I built my army to have a balance of unit types so I would be ready to handle any situation that arose during a mission. You do have to use hero units like Captain Carleon, at least in the campaign. This isn’t a bad thing, though, because these hero units are extremely powerful and can save you in a pinch if used correctly.
Once preparations are complete, it’s time to begin a mission. Each mission has a set of objectives to complete, like defending a position for a few turns or securing an item of importance. You must complete these objectives fast, or else the Tyranids will not stop spawning more units and will grind your army into mulch.
After completing your objectives, the Tyranids will no longer receive reinforcements, and you will need to purge what’s left to finish the mission. Space Marines do not let their enemies live to fight another day.
When you complete a mission, you’ll be rewarded with HQ points that you can spend on upgrading your army. These upgrades include new abilities, new weapons to equip your units, stat boosts, Command abilities that Captain Carleon can activate to turn the tide of battle, and more.
As a relative newcomer to turn-based strategy games, I struggled at first. This game doesn’t mess around at the beginning when you have no upgrades and only a small army to fight with. You will need to plan your attacks carefully and decide when to play it safe or go on the offensive. Also, it’s ideal you save your game often in case a battle goes poorly due to making a bad move or pure luck.
The biggest roadblock for me was the third mission when I fought against dozens of Tyranids led by a giant Tyranid called the Tyrannofex. After getting stuck for an hour, I was able to get past it by commanding my units to attack the Tyrannofex directly, letting go of my fear of my units dying. The aggression paid off because attacking the Tyrranofex filled Captain Carleon’s momentum meter. In this game, every unit has a momentum meter that builds up as a unit attacks or kills an enemy. When it is filled, you have the option to either empower your unit’s abilities for a turn or get an extra action point to continue attacking during their turn.
This game does a great job of capturing the essence of the source material.
With Captain Carleon’s momentum meter filled, I gained another action point to finish off the Tyrannofex before it could kill me. Then I slowly whittled the Tyranid army down until there weren’t any left standing.
It felt really satisfying overcoming those impossible odds. It gave me a nostalgic flashback of playing the tabletop wargame when I was a kid — fighting hordes of Orks with nothing but two Ultramarine squads and a Commander. I would say this game did a great job of capturing the essence of the source material.
The last feature I would like to mention is this game’s photo mode. At any time during the battle, you can pause the game with photo mode and take amazing screenshots of your army pulling off epic feats of heroism.
Feedback for the future
My only complaint with the combat so far is this weird gameplay quirk where if a unit is firing from behind cover, their target gets the same cover bonus. This feels counterintuitive because it feels like you lose as much as you gain, especially if you’re trying to stay on the offensive without exposing your units to enemy fire. However, this might be changed before the full release. So, take this criticism as feedback for now.
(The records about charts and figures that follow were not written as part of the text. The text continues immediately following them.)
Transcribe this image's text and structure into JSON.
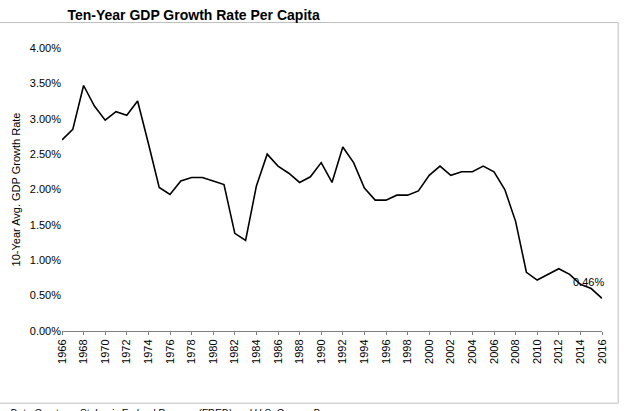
{
  "chart_data": {
    "type": "line",
    "title": "Ten-Year GDP Growth Rate Per Capita",
    "y_label": "10-Year Avg. GDP Growth Rate",
    "source": "Data Courtesy: St. Louis Federal Reserve (FRED) and U.S. Census Bureau",
    "x": [
      1966,
      1967,
      1968,
      1969,
      1970,
      1971,
      1972,
      1973,
      1974,
      1975,
      1976,
      1977,
      1978,
      1979,
      1980,
      1981,
      1982,
      1983,
      1984,
      1985,
      1986,
      1987,
      1988,
      1989,
      1990,
      1991,
      1992,
      1993,
      1994,
      1995,
      1996,
      1997,
      1998,
      1999,
      2000,
      2001,
      2002,
      2003,
      2004,
      2005,
      2006,
      2007,
      2008,
      2009,
      2010,
      2011,
      2012,
      2013,
      2014,
      2015,
      2016
    ],
    "values": [
      2.7,
      2.85,
      3.47,
      3.18,
      2.98,
      3.1,
      3.05,
      3.25,
      2.65,
      2.03,
      1.93,
      2.12,
      2.17,
      2.17,
      2.12,
      2.07,
      1.38,
      1.28,
      2.05,
      2.5,
      2.33,
      2.23,
      2.1,
      2.18,
      2.38,
      2.1,
      2.6,
      2.38,
      2.02,
      1.85,
      1.85,
      1.92,
      1.92,
      1.98,
      2.2,
      2.33,
      2.2,
      2.25,
      2.25,
      2.33,
      2.25,
      2.0,
      1.55,
      0.83,
      0.72,
      0.8,
      0.88,
      0.8,
      0.66,
      0.6,
      0.46
    ],
    "color": "#000000",
    "xlim": [
      1966,
      2016
    ],
    "xticks": [
      1966,
      1968,
      1970,
      1972,
      1974,
      1976,
      1978,
      1980,
      1982,
      1984,
      1986,
      1988,
      1990,
      1992,
      1994,
      1996,
      1998,
      2000,
      2002,
      2004,
      2006,
      2008,
      2010,
      2012,
      2014,
      2016
    ],
    "ylim": [
      0,
      4
    ],
    "yticks": [
      {
        "value": 0,
        "label": "0.00%"
      },
      {
        "value": 0.5,
        "label": "0.50%"
      },
      {
        "value": 1,
        "label": "1.00%"
      },
      {
        "value": 1.5,
        "label": "1.50%"
      },
      {
        "value": 2,
        "label": "2.00%"
      },
      {
        "value": 2.5,
        "label": "2.50%"
      },
      {
        "value": 3,
        "label": "3.00%"
      },
      {
        "value": 3.5,
        "label": "3.50%"
      },
      {
        "value": 4,
        "label": "4.00%"
      }
    ],
    "grid": false,
    "annotations": [
      {
        "text": "0.46%",
        "x": 2016,
        "y": 0.46
      }
    ]
  }
}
Aside from that, I really enjoyed my time with Warhammer 40,000: Battlesector, and I am now looking forward to the full release. There will be a skirmish mode in the full game and an online multiplayer mode where you can play as the Space Marines or the Tyranids. I personally hope that if this game does well, there will be post-launch updates that allow us to play as other races in these modes like the Necrons, Chaos Marines, Tau, Eldar, or my personal favorite race — the Orks.
If you’re a fan of Warhammer 40,000 and like turn-based strategy games, I would definitely recommend you put Warhammer 40,000: Battlesector on your radar. It could end up becoming one of the best games on PC.